Convido você a olhar para o autocuidado com uma lente menos cor de rosa e mais realista, despida das obrigações de consumo que nos foram impostas. Cuidar de si é um trabalho interno, muitas vezes silencioso e, por vezes, nada glamouroso.[2] Envolve olhar para as suas sombras, reconhecer seus limites e assumir a responsabilidade pela sua própria felicidade, em vez de terceirizá-la para produtos ou pessoas.[1] Vamos mergulhar juntas nessa desconstrução e entender como você pode aplicar isso na sua realidade, sem precisar gastar mais nada além de tempo e atenção consigo mesma.

O que realmente é autocuidado (Desconstruindo o mito da beleza)

A armadilha da indústria da compensação

Você já parou para perceber quantas vezes comprou algo “porque você merece” depois de um dia estressante e ruim no trabalho? Esse comportamento é o que chamamos de mecanismo de compensação, e a indústria do bem-estar lucra bilhões em cima dessa nossa necessidade de alívio imediato. O problema não é comprar o produto, o problema é acreditar que essa compra resolve a causa raiz do seu estresse ou da sua insatisfação.
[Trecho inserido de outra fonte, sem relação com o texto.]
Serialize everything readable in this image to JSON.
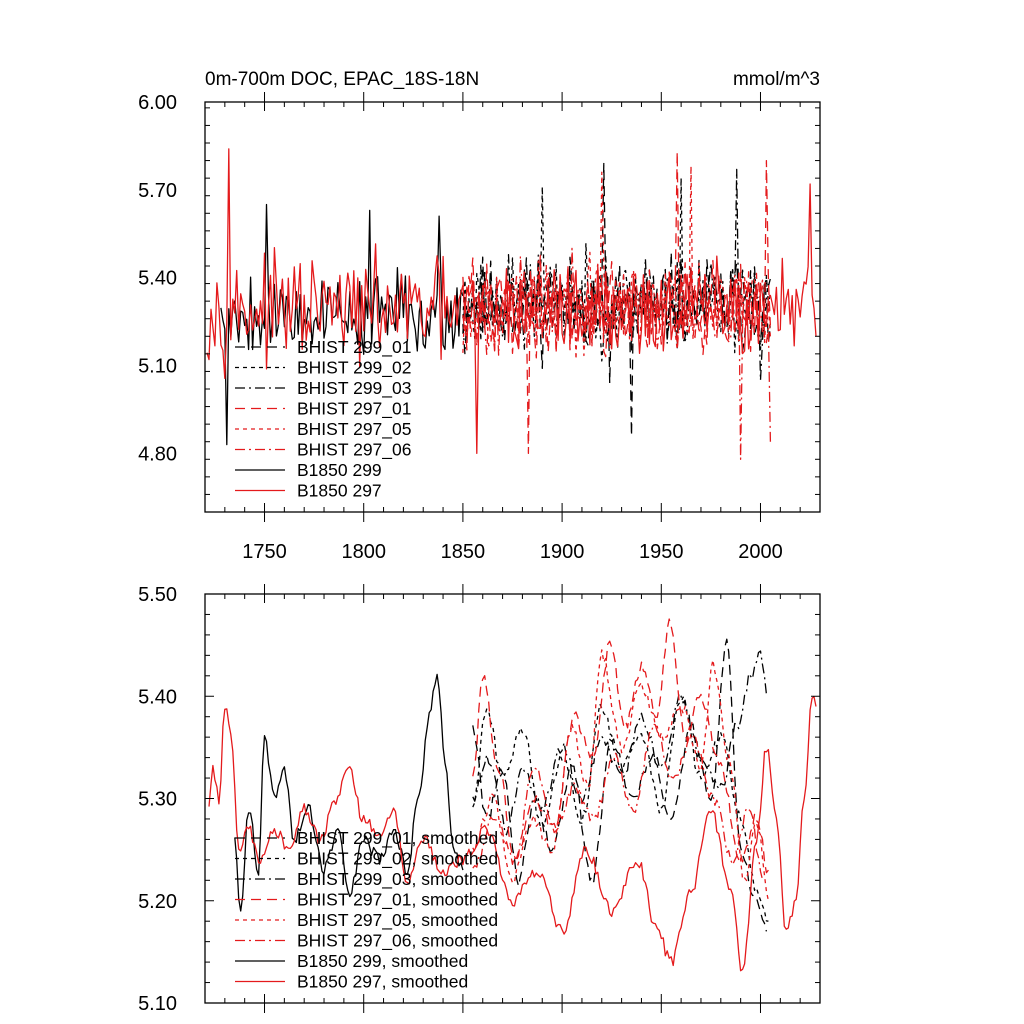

Quando utilizamos o consumo como a principal ferramenta para nos sentirmos bem, entramos em um ciclo vicioso onde precisamos estar sempre exaustas para justificar a recompensa, criando uma relação perigosa entre sofrimento e merecimento.

O marketing é desenhado para fazer você sentir que falta algo e que, ao adquirir aquele item, você finalmente se sentirá completa e relaxada. Mas como terapeuta, eu te digo com toda franqueza que a dopamina liberada na hora da compra dura muito pouco. Logo depois, a realidade volta, e muitas vezes volta acompanhada da culpa pelos gastos excessivos, gerando ainda mais ansiedade. O verdadeiro autocuidado não se compra na prateleira da farmácia, ele é construído através de hábitos internos e de uma mudança na forma como você processa as suas emoções e as suas vivências diárias.[1][2]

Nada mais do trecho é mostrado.